Que d’eau, que d’eau !!
Nous sommes dans une ville de province qui compte prendre de l’essor grâce à sa station thermale : « Richesse et Prospérité » sont au programme selon le programme établi par le préfet de la ville. Un médecin, le docteur Tomas Stockmann et propre frère du préfet, détecte que l’eau, qui alimente les bassins de la station, n’est pas saine. Il donne l’alerte. Son alerte ne va pas faire un simple ‘plouf’. Elle va déclencher une suite de réactions qui vont submerger le docteur, le laissant dans une position intenable et infernale.
Un ennemi du peuple, d’Henrik Ibsen, a été présenté au public pour la première fois en 1883 et pourtant à la vue de la pièce mise en scène par Jean-François Sivadier sur le plateau de l’Odéon, on se croirait dans notre monde contemporain. Le questionnement d’Ibsen reste étrangement actuel et fait écho à nos préoccupations du moment.
La pièce, qui a fait scandale à l’époque, est un vertigineux rappel de notre situation : le lanceur d’alerte est remis en question afin qu’on n’entende pas l’alerte… Ça ne vous rappelle rien ?
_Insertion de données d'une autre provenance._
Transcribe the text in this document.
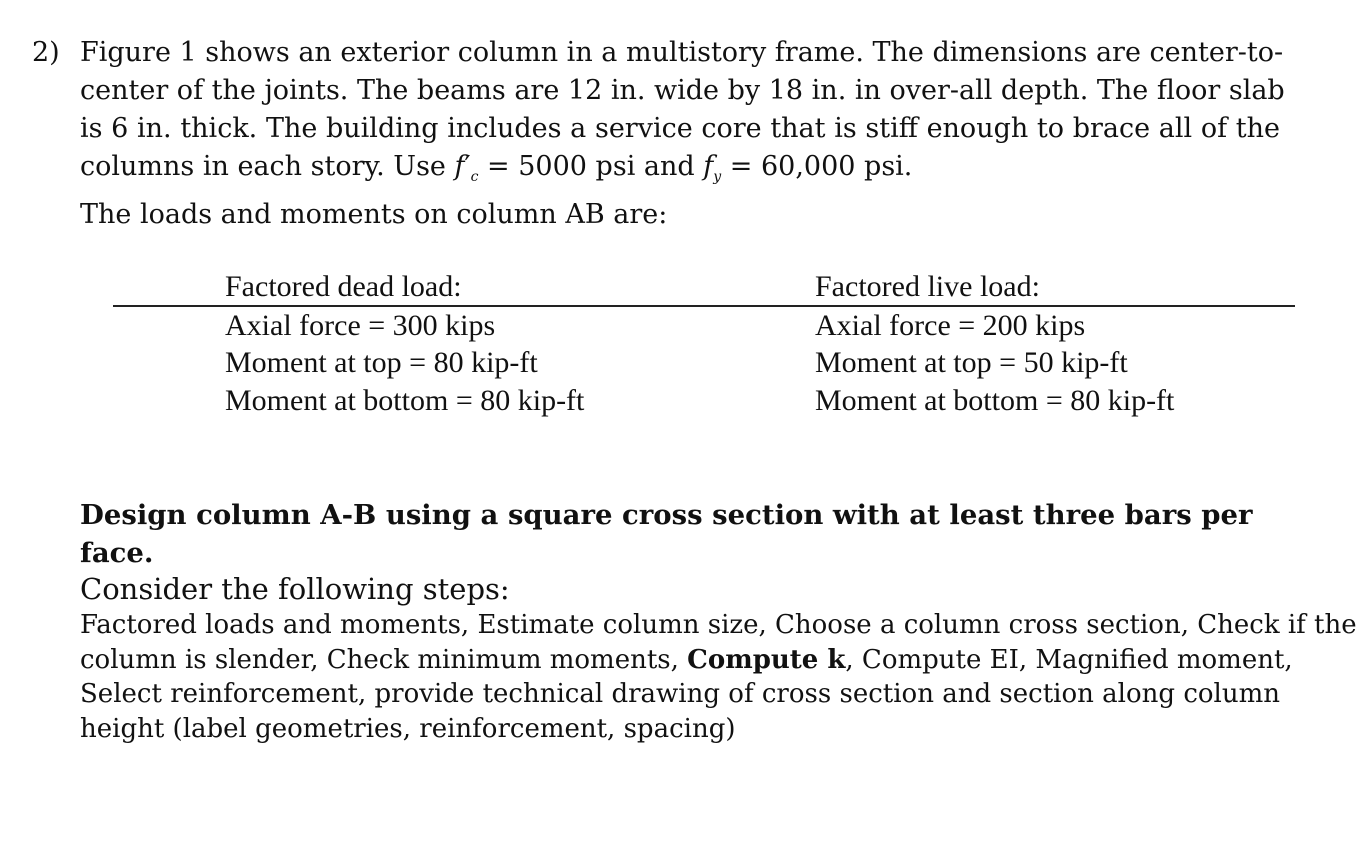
2) Figure 1 shows an exterior column in a multistory frame. The dimensions are center-to-
center of the joints. The beams are 12 in. wide by 18 in. in over-all depth. The floor slab
is 6 in. thick. The building includes a service core that is stiff enough to brace all of the
columns in each story. Use $f'_c = 5000$ psi and $f_y = 60,000$ psi.

The loads and moments on column AB are:

Factored dead load:
Axial force = 300 kips
Moment at top = 80 kip-ft
Moment at bottom = 80 kip-ft
Factored live load:
Axial force = 200 kips
Moment at top = 50 kip-ft
Moment at bottom = 80 kip-ft

Design column A-B using a square cross section with at least three bars per face.

Consider the following steps:

Factored loads and moments, Estimate column size, Choose a column cross section, Check if the
column is slender, Check minimum moments, Compute k, Compute EI, Magnified moment,
Select reinforcement, provide technical drawing of cross section and section along column
height (label geometries, reinforcement, spacing)
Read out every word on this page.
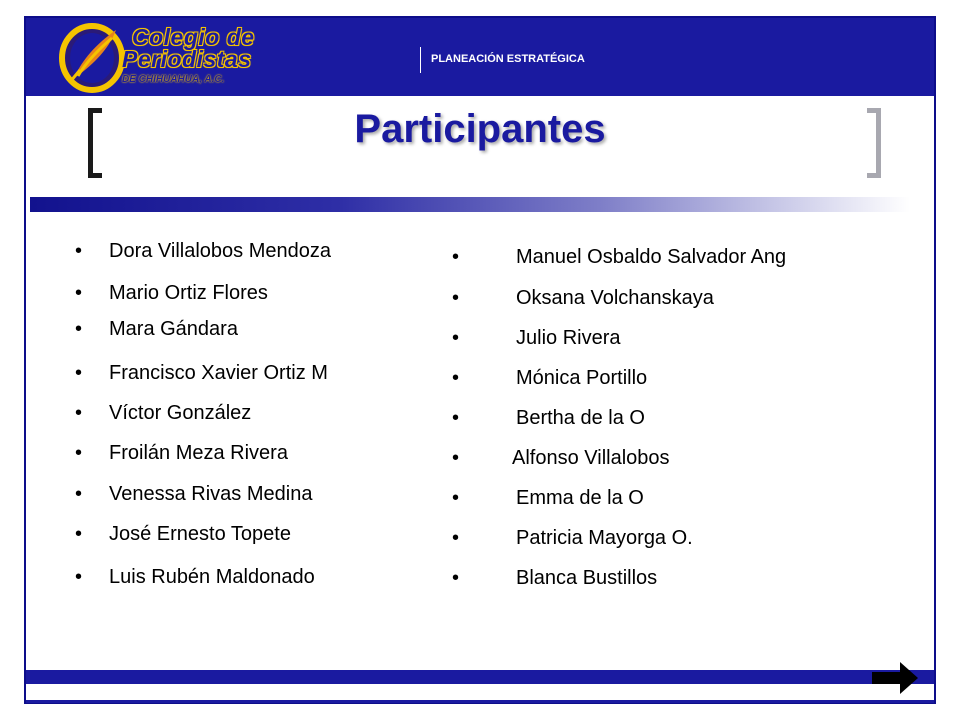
Colegio de
Periodistas
DE CHIHUAHUA, A.C.
PLANEACIÓN ESTRATÉGICA
Participantes
• Dora Villalobos Mendoza
• Mario Ortiz Flores
• Mara Gándara
• Francisco Xavier Ortiz M
• Víctor González
• Froilán Meza Rivera
• Venessa Rivas Medina
• José Ernesto Topete
• Luis Rubén Maldonado
•	Manuel Osbaldo Salvador Ang
•	Oksana Volchanskaya
•	Julio Rivera
•	Mónica Portillo
•	Bertha de la O
•	Alfonso Villalobos
•	Emma de la O
•	Patricia Mayorga O.
•	Blanca Bustillos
Le texte est fort, on y voit pendant les cinq actes (oui c’est un peu trop long sur le coup mais ça en vaut la peine avec le recul) comment les habitants vont réagir, retourner leur veste, menacer ou essayer de rester neutre et modéré. C’est à la fois un combat fratricide mais aussi le combat d’un homme seul contre tous les autres.
Jean-François Sivadier propose une mise en scène aqueuse à souhait (amis du premier rang méfiez-vous !) mais surtout une mise en scène bruyante et violente qui m’a dérangé sur le coup mais qui prouve son efficacité car c’est l’élément que je retiens maintenant que j’écris cette chronique. Il n’y a pas de demie mesure. c’est assez impressionnant. Les personnages naviguent à vue, dépassés par les évènements, oscillant entre des sentiments contradictoires. C’est très réussi !
Nicolas Bouchaud se livre avec tout l’enthousiasme qu’on lui connait dans cette farce tragique, il est un médecin impliqué, convaincu de son bon droit et d’avoir tout le monde de son côté. Son désenchantement suite à une campagne de déstabilisation de ses opposants, va conduire à une scène d’anthologie où le médecin va exploser au cours de son discours et le pétage de plomb sort un peu du contexte du texte original mais c’est un moment inouï !
Nicolas Bouchaud est fabuleusement entouré : Vincent Guédon, le préfet est parfaitement inhumain avec son propre frère. Stephen Butel est l’imprimeur modéré qui provoque le rire par ses propos hésitants, je l’ai adoré ! Et il y a aussi Sharif Andoura le journaliste de la « presse libre », champion du monde de louvoiement et de retournement de veste.
A voir évidemment !
Au théâtre de l’Odéon, jusqu’au 15 Juin 2019.